Castro has chokehold on private sector, scholars say

  BY TIM JOHNSON

  WASHINGTON - A common view among Cuba-watchers is that the thousands of micro-enterprises that Fidel Castro has allowed to operate on the
  island in the past decade comprise "islands of capitalism in a sea of socialism.''

  They include small bed-and-breakfasts, 12-seat restaurants and other tiny businesses.

  But scholars at a conference on Cuba's economy said Wednesday that the Castro regime has never allowed the private sector to flourish. It has choked
  businesses with red tape, forced them into illegal survival strategies and condemned them to a provisional and tenuous existence.

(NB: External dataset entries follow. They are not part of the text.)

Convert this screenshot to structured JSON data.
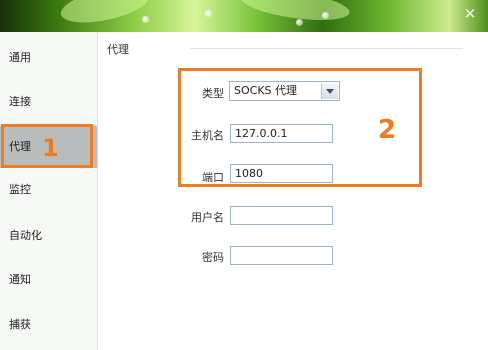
{
  "window": {
    "close_glyph": "×",
    "close_icon": "close-icon"
  },
  "sidebar": {
    "items": [
      {
        "label": "通用"
      },
      {
        "label": "连接"
      },
      {
        "label": "代理",
        "active": true,
        "annotation": "1"
      },
      {
        "label": "监控"
      },
      {
        "label": "自动化"
      },
      {
        "label": "通知"
      },
      {
        "label": "捕获"
      }
    ]
  },
  "main": {
    "section_title": "代理",
    "fields": {
      "type": {
        "label": "类型",
        "value": "SOCKS 代理"
      },
      "host": {
        "label": "主机名",
        "value": "127.0.0.1"
      },
      "port": {
        "label": "端口",
        "value": "1080"
      },
      "username": {
        "label": "用户名",
        "value": ""
      },
      "password": {
        "label": "密码",
        "value": ""
      }
    },
    "annotation": "2"
  },
  "colors": {
    "highlight": "#ef7b22",
    "active_nav": "#b9bcbd",
    "field_border": "#9db5c9"
  }
}
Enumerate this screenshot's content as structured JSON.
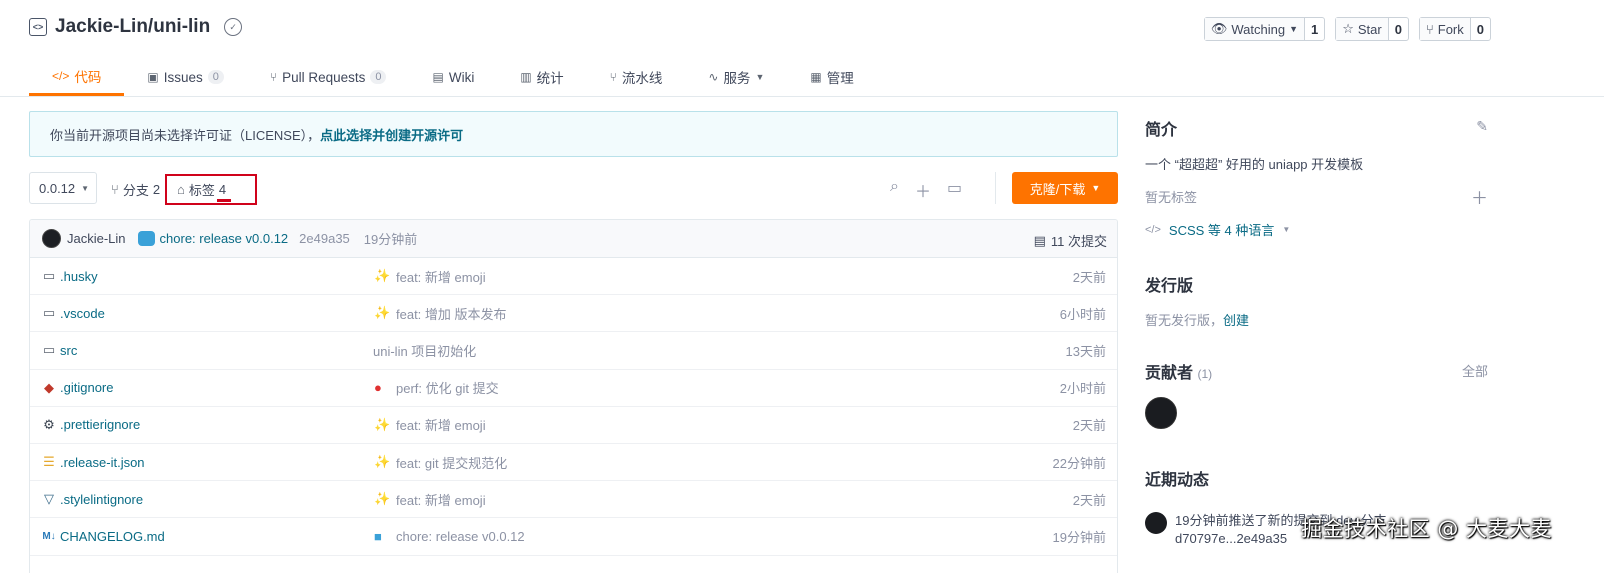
{
  "repo": {
    "icon": "repo-code-icon",
    "name": "Jackie-Lin/uni-lin",
    "badge_icon": "verified-badge-icon"
  },
  "actions": [
    {
      "icon": "eye-icon",
      "label": "Watching",
      "count": "1"
    },
    {
      "icon": "star-icon",
      "label": "Star",
      "count": "0"
    },
    {
      "icon": "fork-icon",
      "label": "Fork",
      "count": "0"
    }
  ],
  "tabs": [
    {
      "icon": "code-icon",
      "label": "代码",
      "active": true
    },
    {
      "icon": "issues-icon",
      "label": "Issues",
      "count": "0"
    },
    {
      "icon": "pull-request-icon",
      "label": "Pull Requests",
      "count": "0"
    },
    {
      "icon": "wiki-icon",
      "label": "Wiki"
    },
    {
      "icon": "stats-icon",
      "label": "统计"
    },
    {
      "icon": "pipeline-icon",
      "label": "流水线"
    },
    {
      "icon": "service-icon",
      "label": "服务"
    },
    {
      "icon": "manage-icon",
      "label": "管理"
    }
  ],
  "license": {
    "text": "你当前开源项目尚未选择许可证（LICENSE），",
    "link": "点此选择并创建开源许可"
  },
  "toolbar": {
    "branch": "0.0.12",
    "branch_label": "分支",
    "branch_count": "2",
    "tag_label": "标签",
    "tag_count": "4",
    "clone_label": "克隆/下载"
  },
  "commit": {
    "author": "Jackie-Lin",
    "message": "chore: release v0.0.12",
    "hash": "2e49a35",
    "time": "19分钟前",
    "count_label": "11 次提交"
  },
  "files": [
    {
      "icon": "folder-icon",
      "name": ".husky",
      "emoji": "sparkle-emoji",
      "msg": "feat: 新增 emoji",
      "time": "2天前"
    },
    {
      "icon": "folder-icon",
      "name": ".vscode",
      "emoji": "sparkle-emoji",
      "msg": "feat: 增加 版本发布",
      "time": "6小时前"
    },
    {
      "icon": "folder-icon",
      "name": "src",
      "emoji": "",
      "msg": "uni-lin 项目初始化",
      "time": "13天前"
    },
    {
      "icon": "git-icon",
      "name": ".gitignore",
      "emoji": "balloon-emoji",
      "msg": "perf: 优化 git 提交",
      "time": "2小时前"
    },
    {
      "icon": "gear-icon",
      "name": ".prettierignore",
      "emoji": "sparkle-emoji",
      "msg": "feat: 新增 emoji",
      "time": "2天前"
    },
    {
      "icon": "json-icon",
      "name": ".release-it.json",
      "emoji": "sparkle-emoji",
      "msg": "feat: git 提交规范化",
      "time": "22分钟前"
    },
    {
      "icon": "stylelint-icon",
      "name": ".stylelintignore",
      "emoji": "sparkle-emoji",
      "msg": "feat: 新增 emoji",
      "time": "2天前"
    },
    {
      "icon": "markdown-icon",
      "name": "CHANGELOG.md",
      "emoji": "release-emoji",
      "msg": "chore: release v0.0.12",
      "time": "19分钟前"
    }
  ],
  "sidebar": {
    "intro_title": "简介",
    "intro_text": "一个 “超超超” 好用的 uniapp 开发模板",
    "no_tags": "暂无标签",
    "languages": "SCSS 等 4 种语言",
    "release_title": "发行版",
    "no_release": "暂无发行版，",
    "create_link": "创建",
    "contrib_title": "贡献者",
    "contrib_count": "(1)",
    "all_label": "全部",
    "activity_title": "近期动态",
    "activity_text": "19分钟前推送了新的提交到 dev 分支，d70797e...2e49a35"
  },
  "watermark": "掘金技术社区 @ 大麦大麦"
}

  ''These enterprises face a very insecure future,'' said Ted A. Henken, a professor at Tulane University who wrote a doctoral thesis on Cuba's experiments
  with self-employment.

  Fighting off economic collapse after the fall of the Berlin Wall, the Castro regime in mid-1993 permitted some Cubans to create their own jobs. It said
  Cubans could seek licenses to work in any of 117 occupations, including bicycle taxi operators, street vendors, artisans and other categories. With time,
  the list of occupations grew to about 160 categories of self-employment.

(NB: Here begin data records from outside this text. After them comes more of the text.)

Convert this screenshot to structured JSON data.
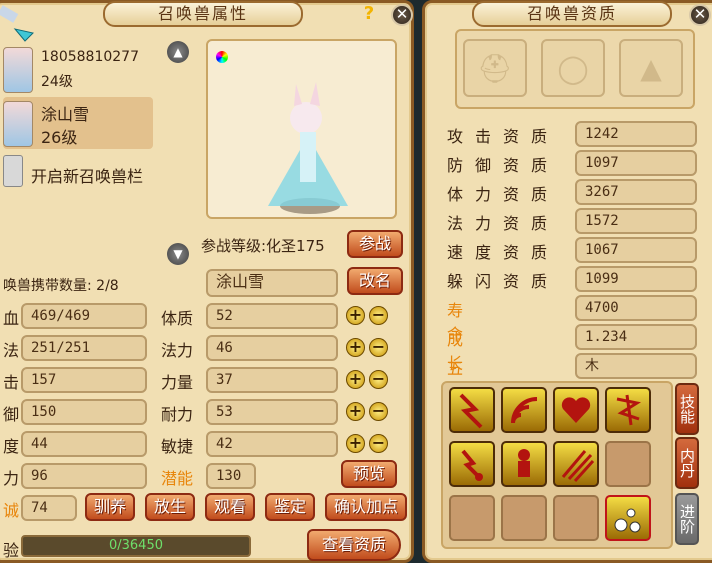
{
  "left_panel": {
    "title": "召唤兽属性",
    "help_label": "?",
    "close_label": "✕",
    "pets": [
      {
        "name": "18058810277",
        "level": "24级"
      },
      {
        "name": "涂山雪",
        "level": "26级"
      }
    ],
    "unlock_slot_label": "开启新召唤兽栏",
    "battle_level": "参战等级:化圣175",
    "battle_button": "参战",
    "carry_count": "唤兽携带数量: 2/8",
    "pet_name_value": "涂山雪",
    "rename_button": "改名",
    "left_stats": [
      {
        "label": "血",
        "value": "469/469"
      },
      {
        "label": "法",
        "value": "251/251"
      },
      {
        "label": "击",
        "value": "157"
      },
      {
        "label": "御",
        "value": "150"
      },
      {
        "label": "度",
        "value": "44"
      },
      {
        "label": "力",
        "value": "96"
      },
      {
        "label": "诚",
        "value": "74"
      }
    ],
    "attributes": [
      {
        "label": "体质",
        "value": "52"
      },
      {
        "label": "法力",
        "value": "46"
      },
      {
        "label": "力量",
        "value": "37"
      },
      {
        "label": "耐力",
        "value": "53"
      },
      {
        "label": "敏捷",
        "value": "42"
      }
    ],
    "potential_label": "潜能",
    "potential_value": "130",
    "preview_button": "预览",
    "plus_symbol": "+",
    "minus_symbol": "−",
    "actions": [
      "驯养",
      "放生",
      "观看",
      "鉴定",
      "确认加点"
    ],
    "exp_label": "验",
    "exp_value": "0/36450",
    "exp_progress": 0,
    "view_aptitude_button": "查看资质"
  },
  "right_panel": {
    "title": "召唤兽资质",
    "close_label": "✕",
    "aptitudes": [
      {
        "label": "攻击资质",
        "value": "1242"
      },
      {
        "label": "防御资质",
        "value": "1097"
      },
      {
        "label": "体力资质",
        "value": "3267"
      },
      {
        "label": "法力资质",
        "value": "1572"
      },
      {
        "label": "速度资质",
        "value": "1067"
      },
      {
        "label": "躲闪资质",
        "value": "1099"
      }
    ],
    "lifespan_label": "寿命",
    "lifespan_value": "4700",
    "growth_label": "成长",
    "growth_value": "1.234",
    "element_label": "五行",
    "element_value": "木",
    "tabs": [
      "技能",
      "内丹",
      "进阶"
    ],
    "skill_icons": [
      "lightning-skill-icon",
      "sound-wave-skill-icon",
      "heart-skill-icon",
      "rune-skill-icon",
      "thunder-strike-skill-icon",
      "figure-skill-icon",
      "claw-slash-skill-icon"
    ],
    "colors": {
      "accent": "#c14c1d",
      "skill_gold": "#f3dc44",
      "orange_text": "#e8860c"
    }
  }
}
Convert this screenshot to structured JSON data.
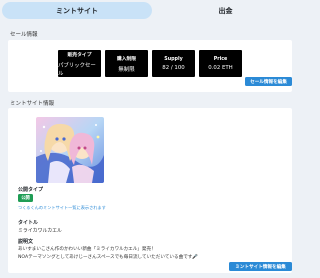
{
  "tabs": {
    "active": "ミントサイト",
    "inactive": "出金"
  },
  "sale_info": {
    "section_label": "セール情報",
    "stats": [
      {
        "label": "販売タイプ",
        "value": "パブリックセール"
      },
      {
        "label": "購入制限",
        "value": "無制限"
      },
      {
        "label": "Supply",
        "value": "82 / 100"
      },
      {
        "label": "Price",
        "value": "0.02 ETH"
      }
    ],
    "edit_button": "セール情報を編集"
  },
  "mint_site": {
    "section_label": "ミントサイト情報",
    "public_type_label": "公開タイプ",
    "public_badge": "公開",
    "public_note": "つくるくんのミントサイト一覧に表示されます",
    "title_label": "タイトル",
    "title_value": "ミライカワルカエル",
    "description_label": "説明文",
    "description_line1": "あいすまいこさん作のかわいい新曲「ミライカワルカエル」発売！",
    "description_line2": "NOAテーマソングとしてあけじーさんスペースでも毎日流していただいている曲です🎤",
    "edit_button": "ミントサイト情報を編集"
  },
  "colors": {
    "accent": "#2b8ad6",
    "public_badge": "#1f9d55",
    "tab_active": "#c9e2f7"
  }
}
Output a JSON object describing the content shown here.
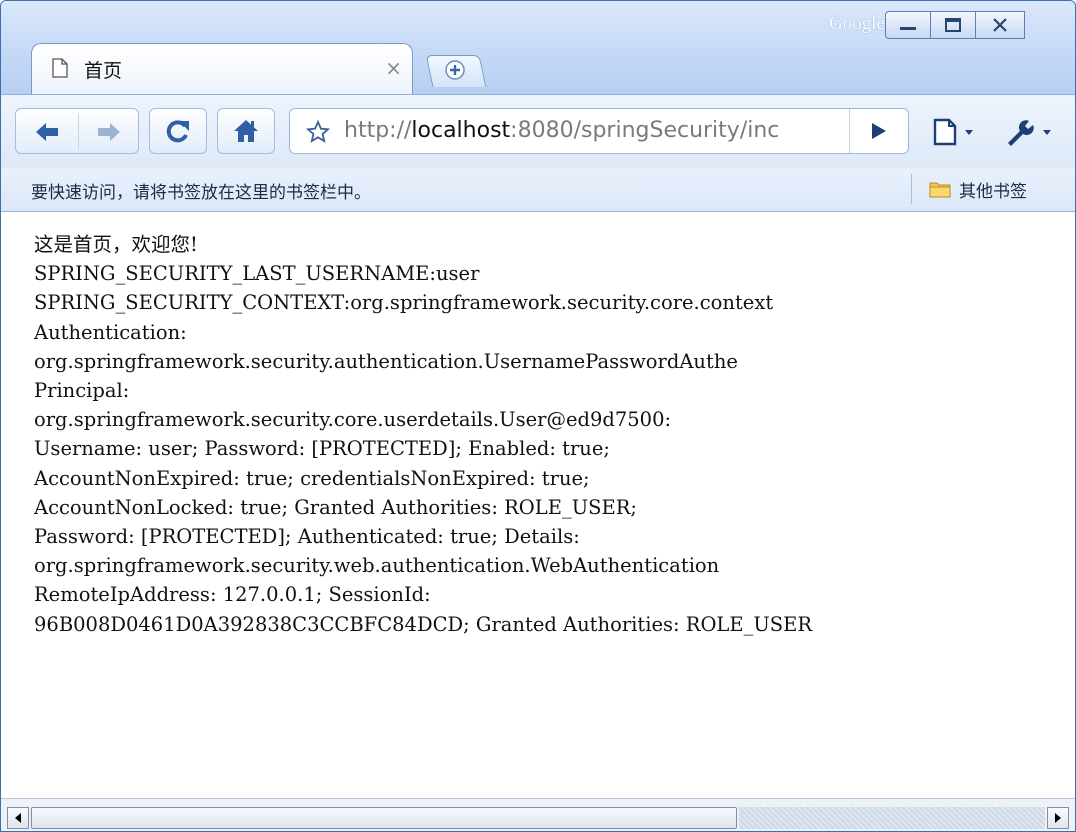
{
  "window": {
    "brand": "Google",
    "controls": {
      "minimize": "minimize",
      "maximize": "maximize",
      "close": "close"
    }
  },
  "tab": {
    "title": "首页",
    "close": "×",
    "icon": "page-icon"
  },
  "toolbar": {
    "url_prefix": "http://",
    "url_host": "localhost",
    "url_rest": ":8080/springSecurity/inc"
  },
  "bookmarks_bar": {
    "hint": "要快速访问，请将书签放在这里的书签栏中。",
    "other_bookmarks": "其他书签"
  },
  "content": {
    "lines": [
      "这是首页，欢迎您!",
      "SPRING_SECURITY_LAST_USERNAME:user",
      "SPRING_SECURITY_CONTEXT:org.springframework.security.core.context",
      "Authentication:",
      "org.springframework.security.authentication.UsernamePasswordAuthe",
      "Principal:",
      "org.springframework.security.core.userdetails.User@ed9d7500:",
      "Username: user; Password: [PROTECTED]; Enabled: true;",
      "AccountNonExpired: true; credentialsNonExpired: true;",
      "AccountNonLocked: true; Granted Authorities: ROLE_USER;",
      "Password: [PROTECTED]; Authenticated: true; Details:",
      "org.springframework.security.web.authentication.WebAuthentication",
      "RemoteIpAddress: 127.0.0.1; SessionId:",
      "96B008D0461D0A392838C3CCBFC84DCD; Granted Authorities: ROLE_USER"
    ]
  },
  "scrollbar": {
    "position": 0.0,
    "visible_fraction": 0.66
  },
  "colors": {
    "frame": "#3d6fb0",
    "toolbar": "#dde8f8",
    "brand": "#ffffff"
  }
}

  By 1996, some 209,000 Cubans were self-employed. The number has since shrunken to about 150,000 people, a sign of the mistrust the Castro
  government feels toward the sector, the scholars said.

  Still, the micro-businesses absorb the unemployed. For every licensed self-employed worker, there may be as many as three other people who are
  unlicensed, creating a ripple employment effect, the experts said.

  ''Even though it's just 2 percent of the labor force, it's an important factor because of the multiplier'' effect in the economy, said Joseph L. Scarpaci,
  professor of urban planning at Virginia Tech and a frequent visitor to Havana.

  The experts said they think the Castro government will continue to tolerate the micro-businesses -- even as they deeply restrict them.

  ''I think they are here to stay,'' said Philip Peters, vice president of the Lexington Institute, an Arlington, Va., think tank that organized the conference.
  'Government officials say, `Look, they provide an array of services that the government can't provide.' ''

  Henken, focusing on the small private restaurants -- or paladares -- that popped up around the island, said the government has imposed a thicket of legal
  restrictions on them.

  The facilities can't have more than 12 seats and all workers must be either family members or live in the same household, he said. They cannot have
  television sets, live music or bar areas.

  The number of private paladares has fallen from a high of 1,562 in 1996 to as few as 200 today, partly because of legal restrictions and high taxes.

  Red tape means that owners of the micro-restaurants have to adopt often-illegal survival strategies, resorting to hustlers to bring in tourists because
  advertising is banned, and offering hidden rooms, illegal foods and other inventive strategies, Henken said.

  ''It's still very mysterious and complex how [the self-employed businesses] function and where the inputs come from,'' he said.

  Ironically, the entrepreneurs are not necessarily keen on a dramatic further opening of the economy, in part because their success is based on whom
  they know and how they can get by in a restrictive socialist system, he added.

  But many of the self-employed are risk-takers, and while their links to official sources for supplies are deep, they still live partially outside the
  government's control.

  ''The real heroes on the island are the self-employed,'' Scarpaci said. "They are the future. I see people looking up to them.''

  Thousands of bed-and-breakfasts now exist on the island, 40 percent of them licensed to cater to foreign tourists, Henken said.

  The Castro regime has slowly de-emphasized the nation's reliance on sugar production in favor of tourism, bringing 1.7 million foreign tourists to the
  island last year to occupy some of the 36,000 hotel rooms now on the island, Peters said.

  As more Cubans look for jobs in self-employment or related to tourism, ''you've got a demonstration effect that market mechanics work,'' he said.
  ''Everybody knows'' that capitalist techniques ``pulled Cuba out of the ditch.''

  Scarpaci said, though, that the Castro government cadres ''are not filling up the beds the way they thought.'' Service remains bad, efficiency is poor and
  the numbers of tourists who come back to Cuba a second and third time are not high, he said.